Сократ! Вот это голова.

 

Авторитет

Вызвал меня Председатель и говорит:

— Ну и жара.

Я поддакнул.

— Хорошо бы искупаться.

Я подтвердил.

— Именно по этому делу я вас и вызвал. Доверительно.

Я просиял.

— Есть у меня для вас специальное задание. Я хотел бы искупаться в карьере, но это место для простонародья. К тому же пришлось бы снять брюки.

— Понимаю. Пан Председатель без брюк — это анархия.

— Вот именно. Итак, вы станете на берегу и будете наблюдать, не подходит ли кто. И как только кого-нибудь увидите, свистните три раза. Вы свистеть умеете?

— Без проблем.

— И еще. Вы закроете глаза.

— Зачем?

— А затем, что я сниму брюки.

— Но тогда я не увижу, подходит ли кто.

— Хорошо. Можете оставаться с открытыми глазами, но стоять будете задом к берегу.

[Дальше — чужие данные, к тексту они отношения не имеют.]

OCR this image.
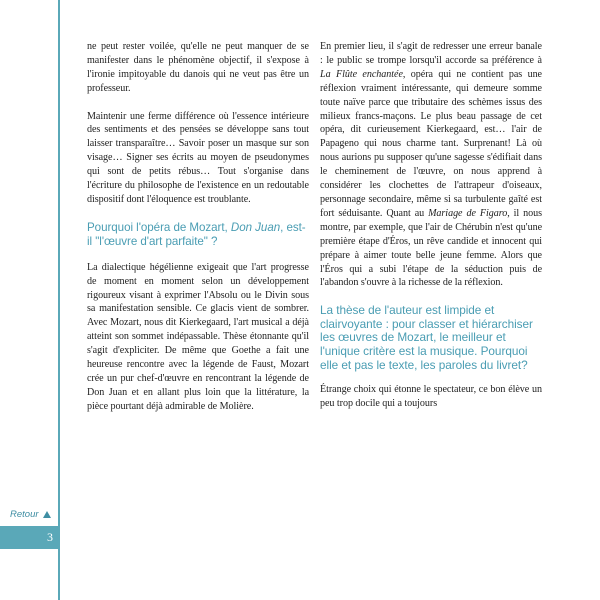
Retour
3

ne peut rester voilée, qu'elle ne peut manquer de se manifester dans le phénomène objectif, il s'expose à l'ironie impitoyable du danois qui ne veut pas être un professeur.

Maintenir une ferme différence où l'essence intérieure des sentiments et des pensées se développe sans tout laisser transparaître… Savoir poser un masque sur son visage… Signer ses écrits au moyen de pseudonymes qui sont de petits rébus… Tout s'organise dans l'écriture du philosophe de l'existence en un redoutable dispositif dont l'éloquence est troublante.

Pourquoi l'opéra de Mozart, Don Juan, est-il "l'œuvre d'art parfaite" ?

La dialectique hégélienne exigeait que l'art progresse de moment en moment selon un développement rigoureux visant à exprimer l'Absolu ou le Divin sous sa manifestation sensible. Ce glacis vient de sombrer. Avec Mozart, nous dit Kierkegaard, l'art musical a déjà atteint son sommet indépassable. Thèse étonnante qu'il s'agit d'expliciter. De même que Goethe a fait une heureuse rencontre avec la légende de Faust, Mozart crée un pur chef-d'œuvre en rencontrant la légende de Don Juan et en allant plus loin que la littérature, la pièce pourtant déjà admirable de Molière.

En premier lieu, il s'agit de redresser une erreur banale : le public se trompe lorsqu'il accorde sa préférence à La Flûte enchantée, opéra qui ne contient pas une réflexion vraiment intéressante, qui demeure somme toute naïve parce que tributaire des schèmes issus des milieux francs-maçons. Le plus beau passage de cet opéra, dit curieusement Kierkegaard, est… l'air de Papageno qui nous charme tant. Surprenant! Là où nous aurions pu supposer qu'une sagesse s'édifiait dans le cheminement de l'œuvre, on nous apprend à considérer les clochettes de l'attrapeur d'oiseaux, personnage secondaire, même si sa turbulente gaîté est fort séduisante. Quant au Mariage de Figaro, il nous montre, par exemple, que l'air de Chérubin n'est qu'une première étape d'Éros, un rêve candide et innocent qui prépare à aimer toute belle jeune femme. Alors que l'Éros qui a subi l'étape de la séduction puis de l'abandon s'ouvre à la richesse de la réflexion.

La thèse de l'auteur est limpide et clairvoyante : pour classer et hiérarchiser les œuvres de Mozart, le meilleur et l'unique critère est la musique. Pourquoi elle et pas le texte, les paroles du livret?

Étrange choix qui étonne le spectateur, ce bon élève un peu trop docile qui a toujours
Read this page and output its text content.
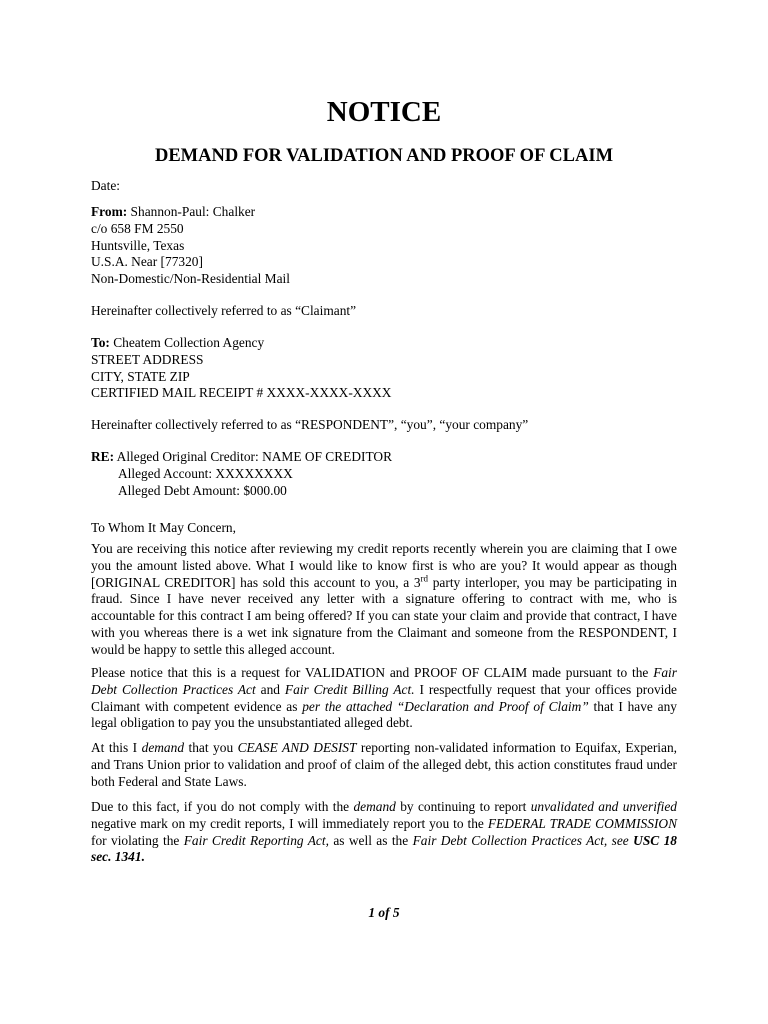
NOTICE
DEMAND FOR VALIDATION AND PROOF OF CLAIM
Date:
From: Shannon-Paul: Chalker
c/o 658 FM 2550
Huntsville, Texas
U.S.A. Near [77320]
Non-Domestic/Non-Residential Mail
Hereinafter collectively referred to as “Claimant”
To: Cheatem Collection Agency
STREET ADDRESS
CITY, STATE ZIP
CERTIFIED MAIL RECEIPT # XXXX-XXXX-XXXX
Hereinafter collectively referred to as “RESPONDENT”, “you”, “your company”
RE: Alleged Original Creditor: NAME OF CREDITOR
Alleged Account: XXXXXXXX
Alleged Debt Amount: $000.00
To Whom It May Concern,

You are receiving this notice after reviewing my credit reports recently wherein you are claiming that I owe you the amount listed above. What I would like to know first is who are you? It would appear as though [ORIGINAL CREDITOR] has sold this account to you, a 3rd party interloper, you may be participating in fraud. Since I have never received any letter with a signature offering to contract with me, who is accountable for this contract I am being offered? If you can state your claim and provide that contract, I have with you whereas there is a wet ink signature from the Claimant and someone from the RESPONDENT, I would be happy to settle this alleged account.

Please notice that this is a request for VALIDATION and PROOF OF CLAIM made pursuant to the Fair Debt Collection Practices Act and Fair Credit Billing Act. I respectfully request that your offices provide Claimant with competent evidence as per the attached “Declaration and Proof of Claim” that I have any legal obligation to pay you the unsubstantiated alleged debt.

At this I demand that you CEASE AND DESIST reporting non-validated information to Equifax, Experian, and Trans Union prior to validation and proof of claim of the alleged debt, this action constitutes fraud under both Federal and State Laws.

Due to this fact, if you do not comply with the demand by continuing to report unvalidated and unverified negative mark on my credit reports, I will immediately report you to the FEDERAL TRADE COMMISSION for violating the Fair Credit Reporting Act, as well as the Fair Debt Collection Practices Act, see USC 18 sec. 1341.

1 of 5
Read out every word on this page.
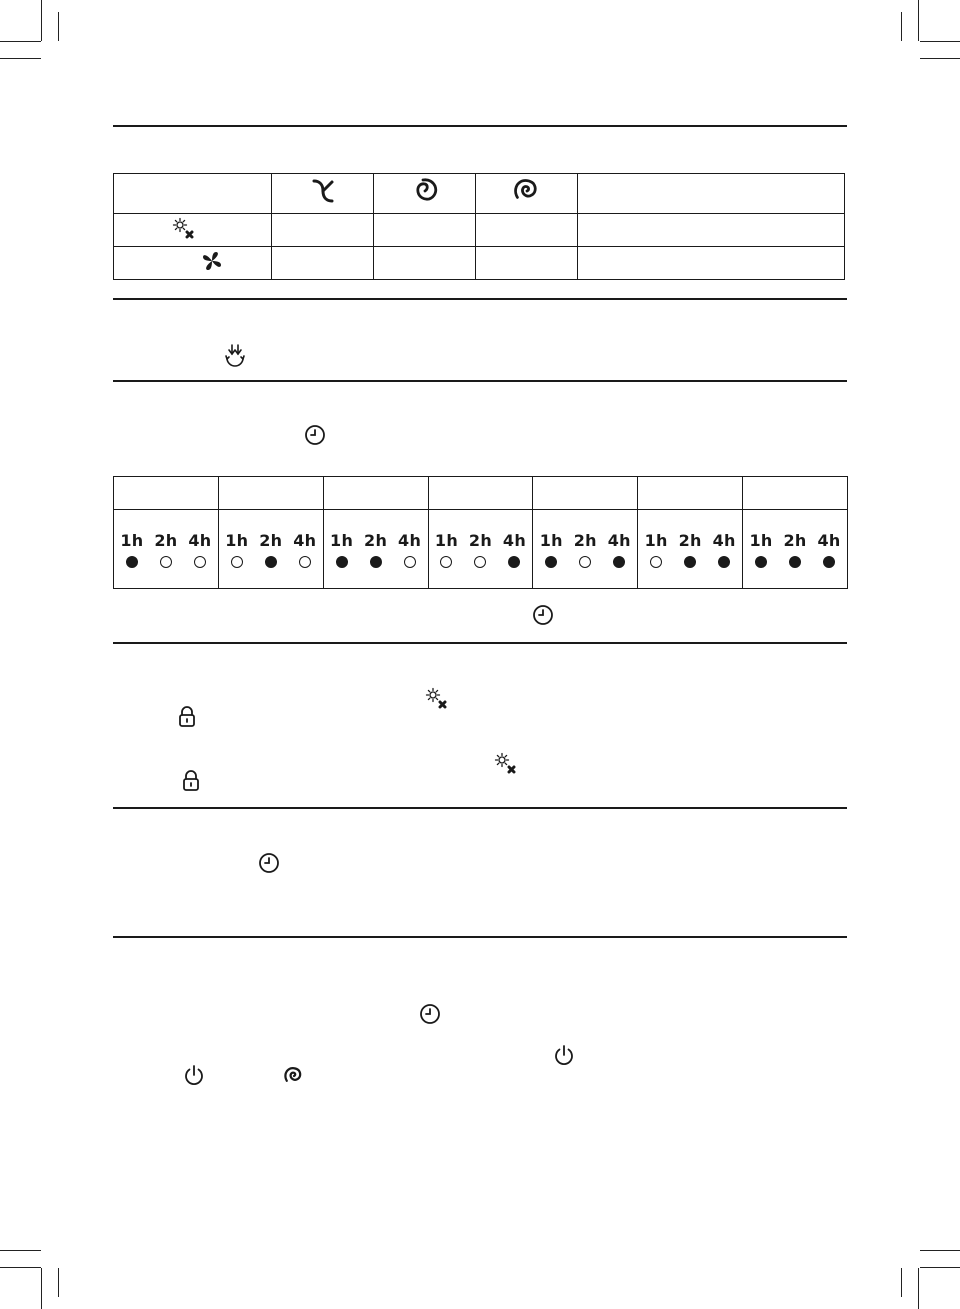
1h 2h 4h	1h 2h 4h	1h 2h 4h	1h 2h 4h	1h 2h 4h	1h 2h 4h	1h 2h 4h
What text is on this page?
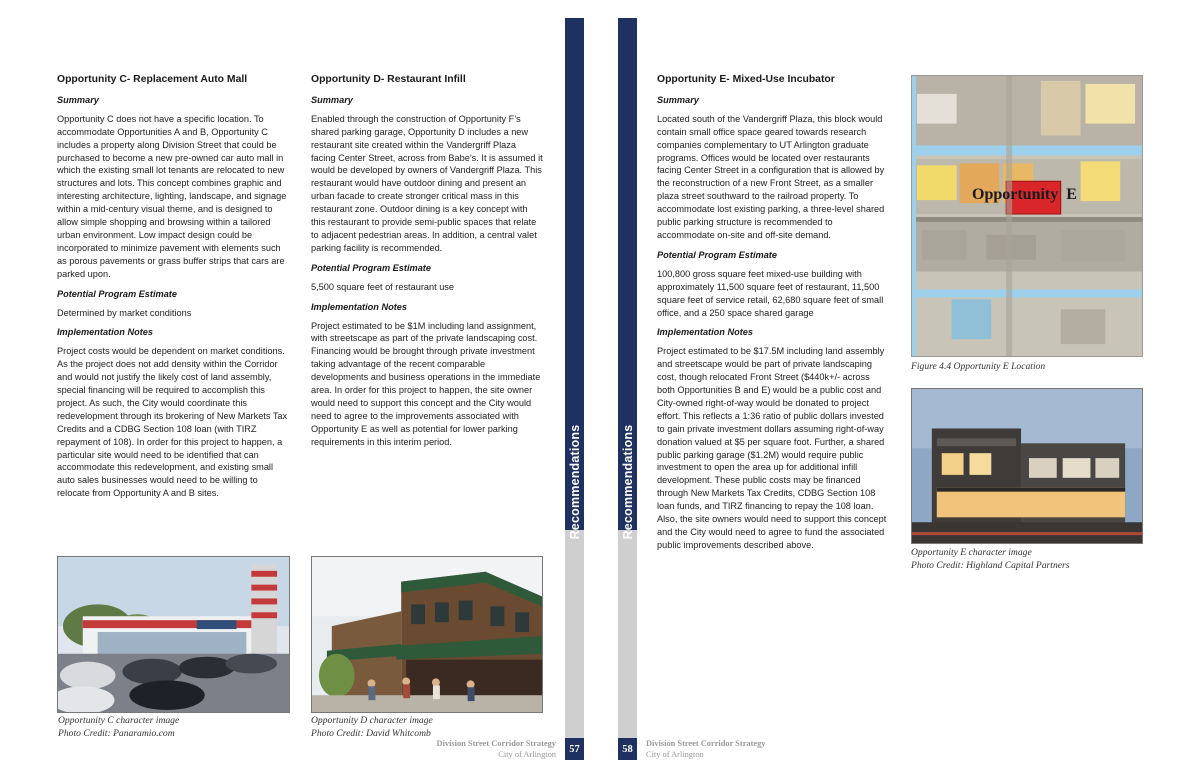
Opportunity C- Replacement Auto Mall
Summary

Opportunity C does not have a specific location. To accommodate Opportunities A and B, Opportunity C includes a property along Division Street that could be purchased to become a new pre-owned car auto mall in which the existing small lot tenants are relocated to new structures and lots. This concept combines graphic and interesting architecture, lighting, landscape, and signage within a mid-century visual theme, and is designed to allow simple shopping and browsing within a tailored urban environment. Low impact design could be incorporated to minimize pavement with elements such as porous pavements or grass buffer strips that cars are parked upon.

Potential Program Estimate

Determined by market conditions

Implementation Notes

Project costs would be dependent on market conditions. As the project does not add density within the Corridor and would not justify the likely cost of land assembly, special financing will be required to accomplish this project. As such, the City would coordinate this redevelopment through its brokering of New Markets Tax Credits and a CDBG Section 108 loan (with TIRZ repayment of 108). In order for this project to happen, a particular site would need to be identified that can accommodate this redevelopment, and existing small auto sales businesses would need to be willing to relocate from Opportunity A and B sites.

Opportunity D- Restaurant Infill
Summary

Enabled through the construction of Opportunity F’s shared parking garage, Opportunity D includes a new restaurant site created within the Vandergriff Plaza facing Center Street, across from Babe’s. It is assumed it would be developed by owners of Vandergriff Plaza. This restaurant would have outdoor dining and present an urban facade to create stronger critical mass in this restaurant zone. Outdoor dining is a key concept with this restaurant to provide semi-public spaces that relate to adjacent pedestrian areas. In addition, a central valet parking facility is recommended.

Potential Program Estimate

5,500 square feet of restaurant use

Implementation Notes

Project estimated to be $1M including land assignment, with streetscape as part of the private landscaping cost. Financing would be brought through private investment taking advantage of the recent comparable developments and business operations in the immediate area. In order for this project to happen, the site owner would need to support this concept and the City would need to agree to the improvements associated with Opportunity E as well as potential for lower parking requirements in this interim period.

Opportunity C character image
Photo Credit: Panaramio.com
Opportunity D character image
Photo Credit: David Whitcomb
Division Street Corridor Strategy
City of Arlington
Recommendations
57
Recommendations
58
Opportunity E- Mixed-Use Incubator
Summary

Located south of the Vandergriff Plaza, this block would contain small office space geared towards research companies complementary to UT Arlington graduate programs. Offices would be located over restaurants facing Center Street in a configuration that is allowed by the reconstruction of a new Front Street, as a smaller plaza street southward to the railroad property. To accommodate lost existing parking, a three-level shared public parking structure is recommended to accommodate on-site and off-site demand.

Potential Program Estimate

100,800 gross square feet mixed-use building with approximately 11,500 square feet of restaurant, 11,500 square feet of service retail, 62,680 square feet of small office, and a 250 space shared garage

Implementation Notes

Project estimated to be $17.5M including land assembly and streetscape would be part of private landscaping cost, though relocated Front Street ($440k+/- across both Opportunities B and E) would be a public cost and City-owned right-of-way would be donated to project effort. This reflects a 1:36 ratio of public dollars invested to gain private investment dollars assuming right-of-way donation valued at $5 per square foot. Further, a shared public parking garage ($1.2M) would require public investment to open the area up for additional infill development. These public costs may be financed through New Markets Tax Credits, CDBG Section 108 loan funds, and TIRZ financing to repay the 108 loan. Also, the site owners would need to support this concept and the City would need to agree to fund the associated public improvements described above.

Opportunity  E
Figure 4.4 Opportunity E Location
Opportunity E character image
Photo Credit: Highland Capital Partners
Division Street Corridor Strategy
City of Arlington
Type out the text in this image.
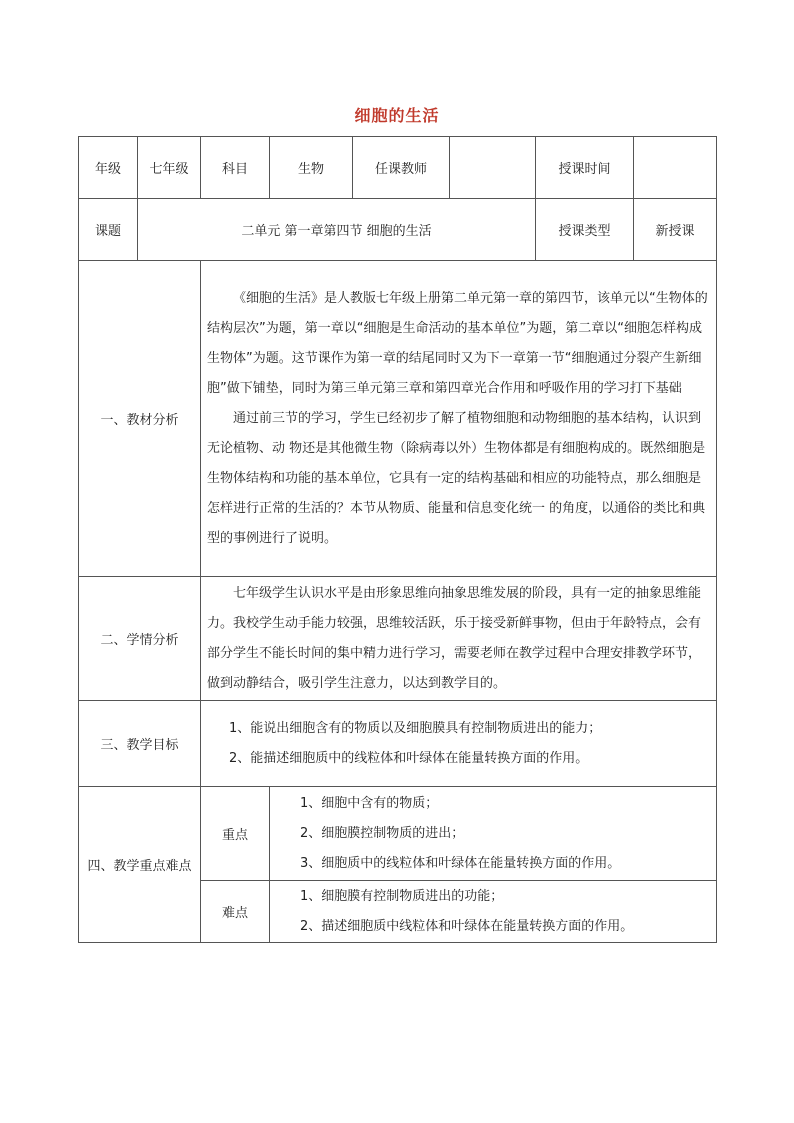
细胞的生活
年级	七年级	科目	生物	任课教师		授课时间	
课题	二单元 第一章第四节 细胞的生活					授课类型	新授课
一、教材分析		《细胞的生活》是人教版七年级上册第二单元第一章的第四节，该单元以“生物体的结构层次”为题，第一章以“细胞是生命活动的基本单位”为题，第二章以“细胞怎样构成生物体”为题。这节课作为第一章的结尾同时又为下一章第一节“细胞通过分裂产生新细胞”做下铺垫，同时为第三单元第三章和第四章光合作用和呼吸作用的学习打下基础

通过前三节的学习，学生已经初步了解了植物细胞和动物细胞的基本结构，认识到无论植物、动 物还是其他微生物（除病毒以外）生物体都是有细胞构成的。既然细胞是生物体结构和功能的基本单位，它具有一定的结构基础和相应的功能特点，那么细胞是怎样进行正常的生活的？本节从物质、能量和信息变化统一 的角度，以通俗的类比和典型的事例进行了说明。					

二、学情分析		七年级学生认识水平是由形象思维向抽象思维发展的阶段，具有一定的抽象思维能力。我校学生动手能力较强，思维较活跃，乐于接受新鲜事物，但由于年龄特点，会有部分学生不能长时间的集中精力进行学习，需要老师在教学过程中合理安排教学环节，做到动静结合，吸引学生注意力，以达到教学目的。					

三、教学目标		1、能说出细胞含有的物质以及细胞膜具有控制物质进出的能力；

2、能描述细胞质中的线粒体和叶绿体在能量转换方面的作用。					

四、教学重点难点		重点	1、细胞中含有的物质；

2、细胞膜控制物质的进出；

3、细胞质中的线粒体和叶绿体在能量转换方面的作用。				

		难点	1、细胞膜有控制物质进出的功能；

2、描述细胞质中线粒体和叶绿体在能量转换方面的作用。				
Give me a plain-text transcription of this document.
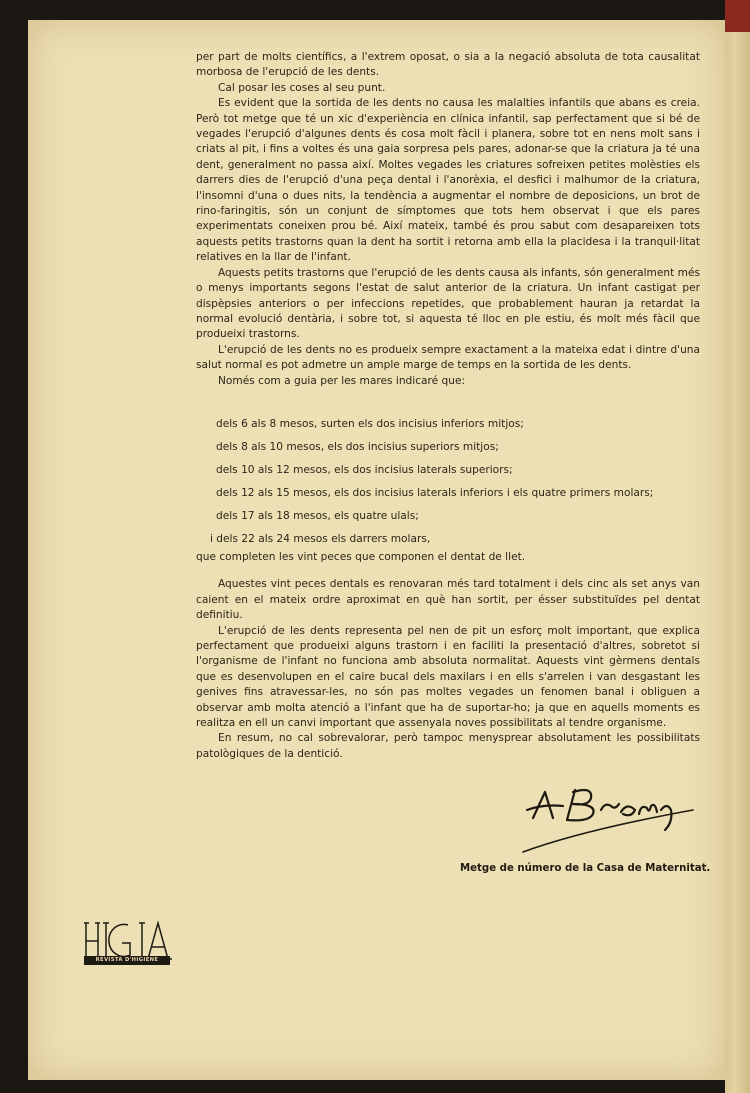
per part de molts científics, a l'extrem oposat, o sia a la negació absoluta de tota causalitat morbosa de l'erupció de les dents.

Cal posar les coses al seu punt.

Es evident que la sortida de les dents no causa les malalties infantils que abans es creia. Però tot metge que té un xic d'experiència en clínica infantil, sap perfectament que si bé de vegades l'erupció d'algunes dents és cosa molt fàcil i planera, sobre tot en nens molt sans i criats al pit, i fins a voltes és una gaia sorpresa pels pares, adonar-se que la criatura ja té una dent, generalment no passa així. Moltes vegades les criatures sofreixen petites molèsties els darrers dies de l'erupció d'una peça dental i l'anorèxia, el desfici i malhumor de la criatura, l'insomni d'una o dues nits, la tendència a augmentar el nombre de deposicions, un brot de rino-faringitis, són un conjunt de símptomes que tots hem observat i que els pares experimentats coneixen prou bé. Així mateix, també és prou sabut com desapareixen tots aquests petits trastorns quan la dent ha sortit i retorna amb ella la placidesa i la tranquil·litat relatives en la llar de l'infant.

Aquests petits trastorns que l'erupció de les dents causa als infants, són generalment més o menys importants segons l'estat de salut anterior de la criatura. Un infant castigat per dispèpsies anteriors o per infeccions repetides, que probablement hauran ja retardat la normal evolució dentària, i sobre tot, si aquesta té lloc en ple estiu, és molt més fàcil que produeixi trastorns.

L'erupció de les dents no es produeix sempre exactament a la mateixa edat i dintre d'una salut normal es pot admetre un ample marge de temps en la sortida de les dents.

Només com a guia per les mares indicaré que:

dels 6 als 8 mesos, surten els dos incisius inferiors mitjos;
dels 8 als 10 mesos, els dos incisius superiors mitjos;
dels 10 als 12 mesos, els dos incisius laterals superiors;
dels 12 als 15 mesos, els dos incisius laterals inferiors i els quatre primers molars;
dels 17 als 18 mesos, els quatre ulals;
i dels 22 als 24 mesos els darrers molars,

que completen les vint peces que componen el dentat de llet.

Aquestes vint peces dentals es renovaran més tard totalment i dels cinc als set anys van caient en el mateix ordre aproximat en què han sortit, per ésser substituïdes pel dentat definitiu.

L'erupció de les dents representa pel nen de pit un esforç molt important, que explica perfectament que produeixi alguns trastorn i en faciliti la presentació d'altres, sobretot si l'organisme de l'infant no funciona amb absoluta normalitat. Aquests vint gèrmens dentals que es desenvolupen en el caire bucal dels maxilars i en ells s'arrelen i van desgastant les genives fins atravessar-les, no són pas moltes vegades un fenomen banal i obliguen a observar amb molta atenció a l'infant que ha de suportar-ho; ja que en aquells moments es realitza en ell un canvi important que assenyala noves possibilitats al tendre organisme.

En resum, no cal sobrevalorar, però tampoc menysprear absolutament les possibilitats patològiques de la dentició.

Metge de número de la Casa de Maternitat.
REVISTA D'HIGIENE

Мы отправились на карьер. Я повернулся задом к берегу. Послышался всплеск. Видимо, Председатель вошел в воду.

Так я постоял с часок. Вдруг что-то хрустнуло рядом в кустах. Смотрю, идет Председатель без брюк. Я свистнул.

— Успокойтесь, это всего лишь я.

— Но без брюк. А я имею право узнавать Председателя только в костюме.

— Вы правы, но у меня украли брюки. Вора не видели?

— Нет, я же стоял задом к берегу, чтобы не допустить деморализации. Ведь пан Председатель без брюк это…

— Тише! И не называйте меня Председателем, сейчас я для вас инкогнито. Дайте мне свои брюки.

— Но тогда я останусь без брюк!

— Не страшно. У вас нет авторитета, который можно утратить.

— Не могу.

— Почему?

— Потому что это невозможно.

— Да вы знаете, с кем разговариваете?

— Вот именно. Сняв перед вами брюки, пан Председатель, я проявлю неуважение к вам.

— Я же сказал: я для вас инкогнито.

— Тем более не могу. Ибо если я выполню распоряжение, то вы, пан Председатель, утратите инкогнито. Так или иначе, вы, пан Председатель, утратите в моих глазах либо инкогнито, либо авторитет.

— Это уж мое дело. Брюки!

Председатель надел мои брюки, а потом удушил меня.

 

Крепкий сон

Осточертели мне наш городишко, рыночная площадь, пивная, в которой я ежедневно просиживаю в компании Председателя, Бухгалтера и Референта. Осточертело мне все перечисленное, — постоянно одно и то же. Но ничего и никого другого я не знаю.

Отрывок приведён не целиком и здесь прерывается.